Стоков притер «Мазератти» к ночному тротуару, не блестящему, к сожалению, как в хороших американских фильмах, свежей влагой, но зато чистому и идеально гладкому. За тротуаром я увидел дом, большой, не маленький, многоэтажный, с горящими окнами на многих этажах, но с темными окнами на первом этаже. Пока мы выбирались из машины (а выбирались мы долго), в доме несколько раз открывалась дверь, и из нее выходили по вечернему одетые люди, мужчины и женщины, женщины все в длинных и не очень платьях, а мужчины почти все в смокингах. Когда дверь открывалась, за ней был виден приглушенный зеленовато-красноватый свет. Мужчины и женщины садились в машины и куда-то уезжали, быстро и солидно, наверное, домой, например, или на телефонную станцию, или на железнодорожный узел, или на мусорный отстойник, или на канализационный коллектор, или на электрическую подстанцию в Красноармейск, или на ночную смену на сигаретную фабрику «Дукат», или в телеателье, или на биржу труда, или все-таки домой в маленькие, утлые, унылые комнатки в коммуналках, в покосившиеся хибары на окраинах, или в утепленные землянки в близлежащих лесах. Ну, а правда, куда могли уезжать в таких больших машинах женщины в длинных платьях и мужчины в смокингах? Я подумал так и изумился самому себе! Как задвинул, мать мою, а? Как пафосно! Как обличительно! Будто в пятидесятые годы я родился и живу, не в девяностые, а будто еще в тридцать седьмом, том самом, комсомольский значок получил.

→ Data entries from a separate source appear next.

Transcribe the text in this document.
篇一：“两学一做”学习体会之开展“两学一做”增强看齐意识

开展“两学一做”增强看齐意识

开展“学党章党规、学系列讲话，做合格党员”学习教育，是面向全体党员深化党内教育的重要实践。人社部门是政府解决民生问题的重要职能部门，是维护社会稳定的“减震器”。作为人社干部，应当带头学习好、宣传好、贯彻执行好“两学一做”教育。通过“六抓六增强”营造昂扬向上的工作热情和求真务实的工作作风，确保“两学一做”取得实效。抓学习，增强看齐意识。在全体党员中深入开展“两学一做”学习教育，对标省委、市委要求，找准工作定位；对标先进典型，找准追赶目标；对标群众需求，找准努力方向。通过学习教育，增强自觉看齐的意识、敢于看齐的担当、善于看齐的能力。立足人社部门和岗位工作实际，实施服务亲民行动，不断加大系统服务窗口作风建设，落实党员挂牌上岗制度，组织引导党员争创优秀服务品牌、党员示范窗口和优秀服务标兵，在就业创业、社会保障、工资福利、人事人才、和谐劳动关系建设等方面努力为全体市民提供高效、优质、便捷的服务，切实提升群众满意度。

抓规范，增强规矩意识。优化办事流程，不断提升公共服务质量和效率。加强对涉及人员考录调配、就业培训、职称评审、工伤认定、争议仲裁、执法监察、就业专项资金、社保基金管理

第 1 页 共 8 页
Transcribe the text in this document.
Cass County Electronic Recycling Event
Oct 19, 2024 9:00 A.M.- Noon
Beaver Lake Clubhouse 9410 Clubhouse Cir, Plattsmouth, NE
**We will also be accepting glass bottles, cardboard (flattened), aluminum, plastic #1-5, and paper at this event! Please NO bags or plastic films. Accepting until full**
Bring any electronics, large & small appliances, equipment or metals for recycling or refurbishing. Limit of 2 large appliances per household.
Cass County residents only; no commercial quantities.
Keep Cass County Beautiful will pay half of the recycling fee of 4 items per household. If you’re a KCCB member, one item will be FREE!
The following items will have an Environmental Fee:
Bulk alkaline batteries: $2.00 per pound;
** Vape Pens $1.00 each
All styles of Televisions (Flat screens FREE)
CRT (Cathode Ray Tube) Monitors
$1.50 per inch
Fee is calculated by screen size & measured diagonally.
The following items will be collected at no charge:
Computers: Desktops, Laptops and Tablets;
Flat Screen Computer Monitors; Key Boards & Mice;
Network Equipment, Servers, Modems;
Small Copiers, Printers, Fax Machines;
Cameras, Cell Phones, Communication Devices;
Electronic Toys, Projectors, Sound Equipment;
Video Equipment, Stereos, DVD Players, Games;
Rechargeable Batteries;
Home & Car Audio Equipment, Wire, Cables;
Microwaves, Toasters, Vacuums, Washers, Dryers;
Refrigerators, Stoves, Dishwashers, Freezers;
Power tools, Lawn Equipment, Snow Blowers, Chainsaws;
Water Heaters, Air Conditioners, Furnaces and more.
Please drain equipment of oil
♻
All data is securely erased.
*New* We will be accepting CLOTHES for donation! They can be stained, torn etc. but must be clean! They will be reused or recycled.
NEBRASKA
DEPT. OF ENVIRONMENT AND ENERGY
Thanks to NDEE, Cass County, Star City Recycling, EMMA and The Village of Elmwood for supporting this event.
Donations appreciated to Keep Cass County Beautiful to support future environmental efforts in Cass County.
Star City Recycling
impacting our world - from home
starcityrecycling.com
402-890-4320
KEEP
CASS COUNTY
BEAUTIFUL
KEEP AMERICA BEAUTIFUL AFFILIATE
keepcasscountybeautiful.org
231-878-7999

Я засмеялся сдобненько – ого-го, живет и здравствует еще во мне, и развивается конструктивно стремление к социальной справедливости. Уважаю я и люблю еще убогих и сирых, жалких и ленивых, уродливых и немощных – всех тех, кто никогда даже и не стремился что-то изменить в своей жизни, что-то изменить в мире, тех, кто всегда только жалуется, ноет и обвиняет в своей паскудной жизни окружающих (но только не себя), тех, кто этой паскудной жизнью тем не менее доволен – безмерно (а иначе бы не жил этой жизнью), тех, кто не любит жить и тем не менее боится смерти, тех, кто готов задушить каждого, кто рядом, но тем не менее теряют сознание от страха, если видят кого-то сильнее себя, тех, кто постоянно ходит под себя и не замечает этого, тех, кто воняет и радуется этой.вони, как другой благоуханию весеннего цветка… Опять красивости, мать твою, оборвал я себя. Все хорошо сочинил, но вот про благоухание весеннего цветка, это уж чересчур…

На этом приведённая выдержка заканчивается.